Familiarize officers with the techniques you know for reassuring and calming your loved one during crisis. If you must call 911 in an emergency, immediately tell the dispatcher, “I am calling about a psychiatric emergency.” Ask that officers trained in mental illness crisis response be dispatched to the scene.
If your loved one is jailed, learn the relevant state or local policies and practices regulating treatment of mental illness behind bars. Ask whether pretrial evaluation to determine competency is available in the community to avoid delays in treatment or adjudication that could result if there is a shortage of psychiatric beds for this service.
After Criminal Justice Involvement
Once your loved one is behind bars, insist upon seeing the psychiatric or medical staff serving inmates to ensure that medication schedules are maintained or treatment is restarted.
Take all the relevant psychiatric history of your loved one – diagnosis, hospitalization history, incarceration history, medication information – to the correctional facility and insist on delivering it to the psychiatric or medical official in charge.
Critical: Be sure corrections personnel are familiar with your loved one’s triggers, symptoms and typical behaviors when in crisis or symptomatic.
Jails and correctional facilities are exempt from some HIPAA provisions and can obtain medical information about an inmate for many purposes, including the provision of health care. If you do not have needed information about a loved one’s diagnosis, prescriptions and other treatment needs, the jail may be able to obtain it. Insist that they do.
Call the county clerk’s office, county prosecutor or your own city councilman or county supervisor/commissioner to ask if your jurisdiction operates mental health courts. Mental health courts are a jail diversion practice in which qualifying offenders may be ordered into mental illness treatment – and the mental health system ordered to serve them – in lieu of incarceration.
Determine whether the charges against your loved one are those considered by your local mental health court. Typically, mental health courts hear cases that involve non-violent misdemeanors.
Advocate with your loved one’s public defender or attorney to seek his or her assignment to the mental health court, which links qualifying offenders to community-based treatment in lieu of incarceration.

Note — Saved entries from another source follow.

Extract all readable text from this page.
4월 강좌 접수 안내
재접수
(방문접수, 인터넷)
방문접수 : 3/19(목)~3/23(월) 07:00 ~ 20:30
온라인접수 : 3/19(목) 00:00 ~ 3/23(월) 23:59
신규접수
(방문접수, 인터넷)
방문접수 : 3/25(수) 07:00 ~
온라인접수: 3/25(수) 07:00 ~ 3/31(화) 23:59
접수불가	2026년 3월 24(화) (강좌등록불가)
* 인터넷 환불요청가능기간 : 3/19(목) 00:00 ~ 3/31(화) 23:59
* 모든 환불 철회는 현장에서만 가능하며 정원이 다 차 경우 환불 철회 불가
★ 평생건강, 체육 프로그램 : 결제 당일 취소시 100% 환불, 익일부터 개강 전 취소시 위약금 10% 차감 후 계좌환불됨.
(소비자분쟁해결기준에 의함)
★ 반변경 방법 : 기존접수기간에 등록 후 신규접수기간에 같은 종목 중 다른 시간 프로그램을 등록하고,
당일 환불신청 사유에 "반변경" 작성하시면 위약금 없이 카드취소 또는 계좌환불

What to Say When Calling 911
Ask who in the department is trained to deal with people who are having a mental health crisis. For example: “I am calling about an emergency involving mental illness. Do you have someone assigned to handle mental health emergencies?”

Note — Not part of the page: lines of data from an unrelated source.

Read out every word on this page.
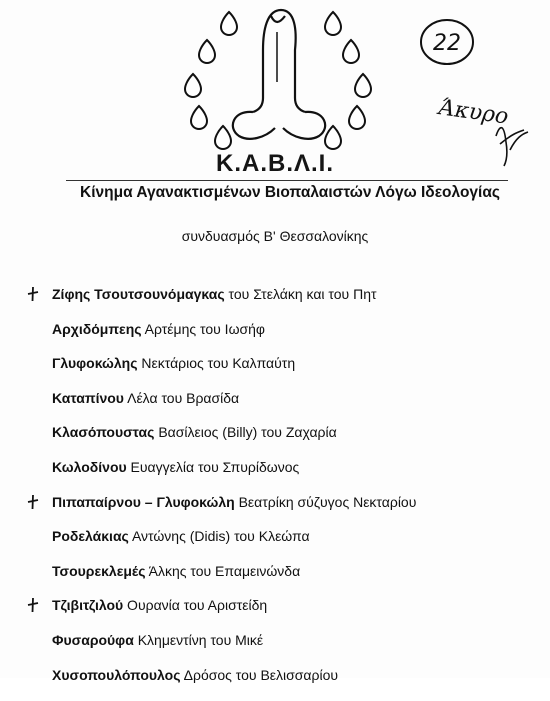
Κ.Α.Β.Λ.Ι.
Κίνημα Αγανακτισμένων Βιοπαλαιστών Λόγω Ιδεολογίας
συνδυασμός Β' Θεσσαλονίκης
22
Άκυρο
Ζίφης Τσουτσουνόμαγκας του Στελάκη και του Πητ
Αρχιδόμπεης Αρτέμης του Ιωσήφ
Γλυφοκώλης Νεκτάριος του Καλπαύτη
Καταπίνου Λέλα του Βρασίδα
Κλασόπουστας Βασίλειος (Billy) του Ζαχαρία
Κωλοδίνου Ευαγγελία του Σπυρίδωνος
Πιπαπαίρνου – Γλυφοκώλη Βεατρίκη σύζυγος Νεκταρίου
Ροδελάκιας Αντώνης (Didis) του Κλεώπα
Τσουρεκλεμές Άλκης του Επαμεινώνδα
Τζιβιτζιλού Ουρανία του Αριστείδη
Φυσαρούφα Κλημεντίνη του Μικέ
Χυσοπουλόπουλος Δρόσος του Βελισσαρίου
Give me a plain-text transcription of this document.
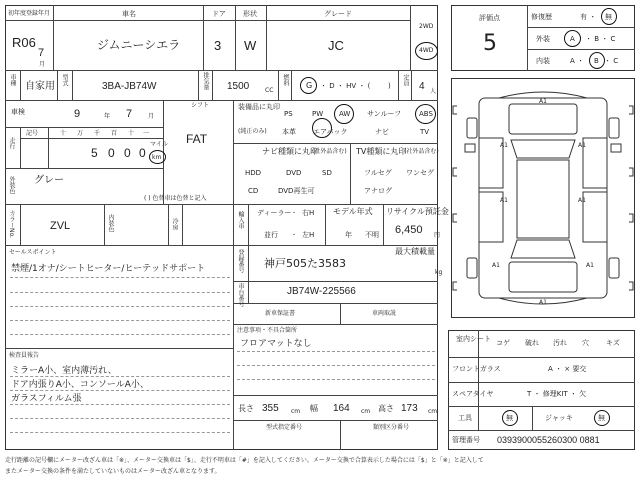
初年度登録年月	車名	ドア 形状	グレード
R06
7
月
ジムニーシエラ	3 W	JC
2WD
4WD
車種
自家用
型式
3BA-JB74W	排気量 1500	CC
燃料 G ・ D ・ HV ・ (	) 定員
4 人
車検	9	年 7	月
シフト
FAT
走行
記号	十 万 千 百 十 一
5 0 0 0
マイル
km
外装色 グレー
( ) 色替車は色替と記入
カラーNo.	ZVL	内装色	冷房
セールスポイント
禁煙/1オナ/シートヒーター/ヒーテッドサポート
検査員報告
ミラーA小、室内薄汚れ、
ドア内張りA小、コンソールA小、
ガラスフィルム張
装備品に丸印
(純正のみ)
PS	PW AW サンルーフ	ABS
本革 エアバック	ナビ	TV
ナビ種類に丸印
(社外品含む)
HDD	DVD	SD
CD	DVD再生可
TV種類に丸印
(社外品含む)
フルセグ ワンセグ
アナログ
輸入車 ディーラー
並行
右H
左H
・
・
モデル年式
年 不明
リサイクル預託金
6,450 円
登録番号 神戸505た3583
最大積載量
kg
車台番号	JB74W-225566
新車保証書	車両取説
注意事項・不具合箇所
フロアマットなし
長さ 355 cm 幅 164 cm 高さ 173 cm
型式指定番号	類別区分番号
評価点
5
修復歴	有 ・ 無
外装	A ・ B ・ C
内装	A ・ B ・ C
A1
A1	A1
A1	A1
A1	A1
A1
室内シート コゲ 破れ 汚れ 穴 キズ
フロントガラス	A ・ × 要交
スペアタイヤ	T ・ 修理KIT ・ 欠
工具	無	ジャッキ	無
管理番号 0393900055260300 0881
走行距離の記号欄にメーター改ざん車は「※」、メーター交換車は「$」、走行不明車は「#」を記入してください。メーター交換で合算表示した場合には「$」と「※」と記入して
またメーター交換の条件を満たしていないものはメーター改ざん車となります。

Make it clear that you are calling about someone having a psychiatric crisis. For example: “My daughter has bipolar disorder, she is not taking her medication and she is manic.”
Describe the behavior you are seeing that most closely matches the laws in your state that are used to hospitalize someone for emergency psychiatric care or to initiate civil commitment proceedings. For example, don’t say, “My son is a danger to self,” say “My son says he is going to blow his brains out and I know he has a gun in his car trunk,” or “My daughter is setting fire to wastebaskets all over the house.”

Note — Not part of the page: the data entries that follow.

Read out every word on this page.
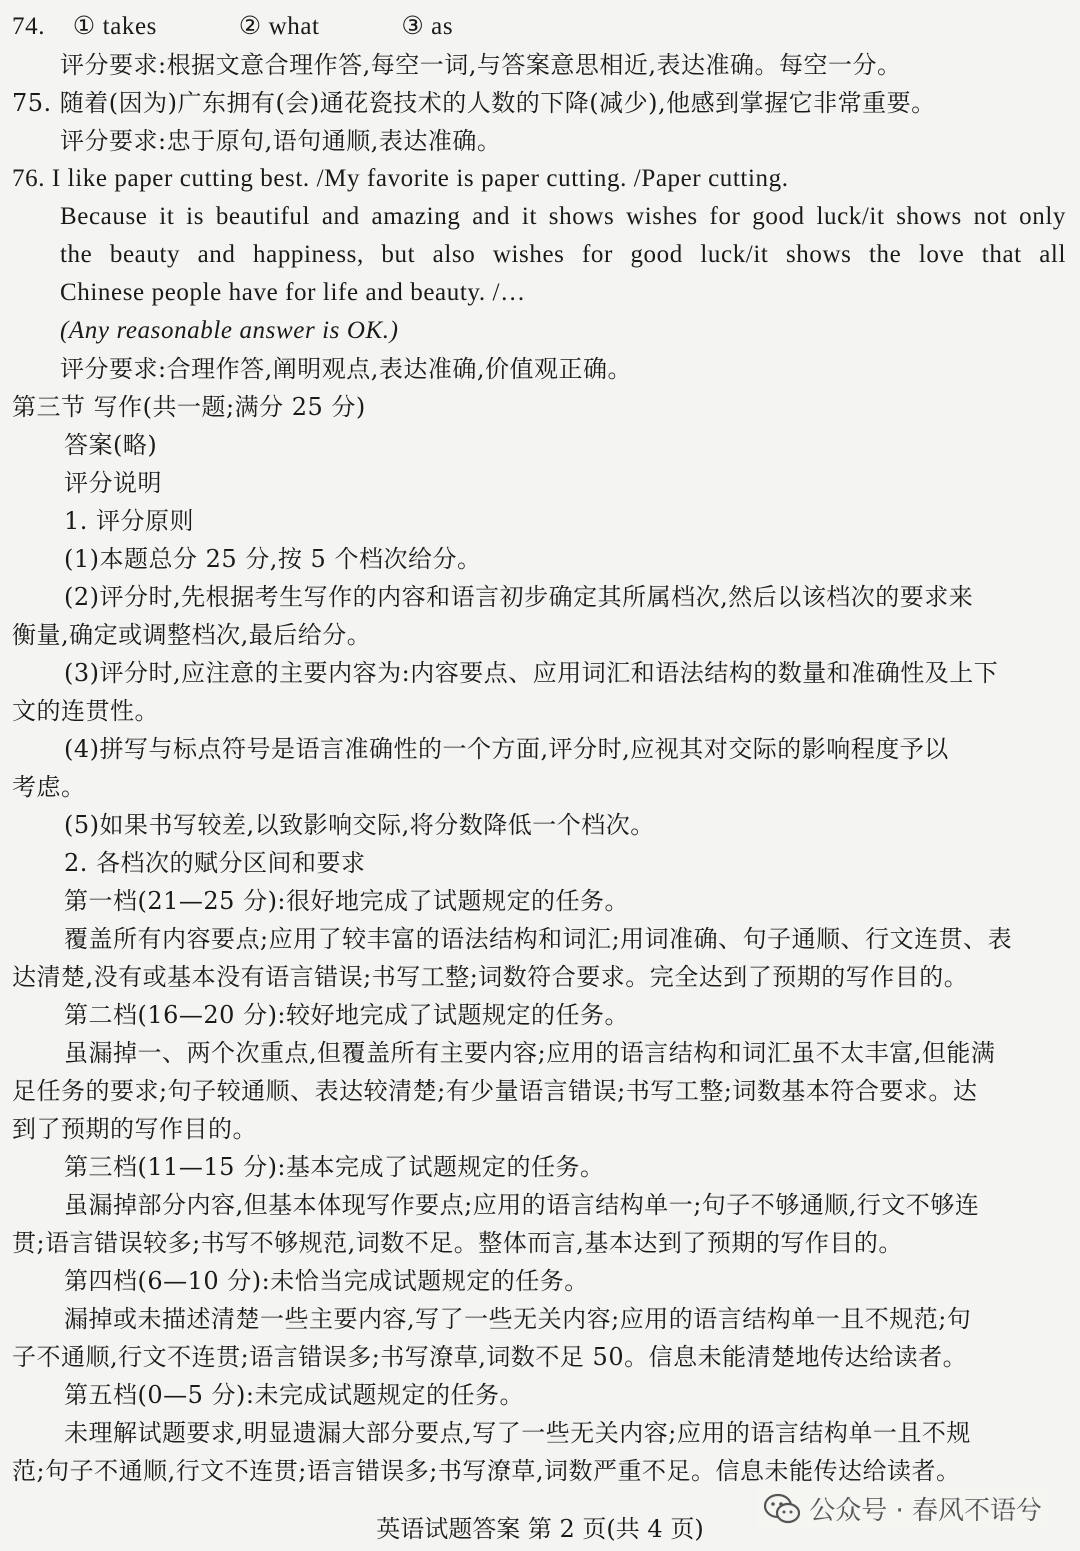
74. ① takes	② what	③ as
评分要求:根据文意合理作答,每空一词,与答案意思相近,表达准确。每空一分。
75. 随着(因为)广东拥有(会)通花瓷技术的人数的下降(减少),他感到掌握它非常重要。
评分要求:忠于原句,语句通顺,表达准确。
76. I like paper cutting best. /My favorite is paper cutting. /Paper cutting.
Because it is beautiful and amazing and it shows wishes for good luck/it shows not only
the beauty and happiness, but also wishes for good luck/it shows the love that all
Chinese people have for life and beauty. /…
(Any reasonable answer is OK.)
评分要求:合理作答,阐明观点,表达准确,价值观正确。
第三节 写作(共一题;满分 25 分)
答案(略)
评分说明
1. 评分原则
(1)本题总分 25 分,按 5 个档次给分。
(2)评分时,先根据考生写作的内容和语言初步确定其所属档次,然后以该档次的要求来
衡量,确定或调整档次,最后给分。
(3)评分时,应注意的主要内容为:内容要点、应用词汇和语法结构的数量和准确性及上下
文的连贯性。
(4)拼写与标点符号是语言准确性的一个方面,评分时,应视其对交际的影响程度予以
考虑。
(5)如果书写较差,以致影响交际,将分数降低一个档次。
2. 各档次的赋分区间和要求
第一档(21—25 分):很好地完成了试题规定的任务。
覆盖所有内容要点;应用了较丰富的语法结构和词汇;用词准确、句子通顺、行文连贯、表
达清楚,没有或基本没有语言错误;书写工整;词数符合要求。完全达到了预期的写作目的。
第二档(16—20 分):较好地完成了试题规定的任务。
虽漏掉一、两个次重点,但覆盖所有主要内容;应用的语言结构和词汇虽不太丰富,但能满
足任务的要求;句子较通顺、表达较清楚;有少量语言错误;书写工整;词数基本符合要求。达
到了预期的写作目的。
第三档(11—15 分):基本完成了试题规定的任务。
虽漏掉部分内容,但基本体现写作要点;应用的语言结构单一;句子不够通顺,行文不够连
贯;语言错误较多;书写不够规范,词数不足。整体而言,基本达到了预期的写作目的。
第四档(6—10 分):未恰当完成试题规定的任务。
漏掉或未描述清楚一些主要内容,写了一些无关内容;应用的语言结构单一且不规范;句
子不通顺,行文不连贯;语言错误多;书写潦草,词数不足 50。信息未能清楚地传达给读者。
第五档(0—5 分):未完成试题规定的任务。
未理解试题要求,明显遗漏大部分要点,写了一些无关内容;应用的语言结构单一且不规
范;句子不通顺,行文不连贯;语言错误多;书写潦草,词数严重不足。信息未能传达给读者。
公众号 · 春风不语兮
英语试题答案 第 2 页(共 4 页)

Explain why you cannot handle the situation yourself. For example: “I am frightened he will hurt me,” or “She is throwing things at the walls and I cannot get her into a car.”
Be very clear that you are seeking involuntary psychiatric hospitalization and NOT arrest.
Remember, calling 911 is the LAST RESORT. Preparation is key to not getting into situations where you have to call 911.
In Clark County, if the situation is not life-threatening (no blood, loss of limb, no weapon, etc.) call 311 to reach a 911 operator. They can help you find a CIT-trained officer.
Call the Mobile Crisis Unit in your area for a Mental Health Professional to be dispatched.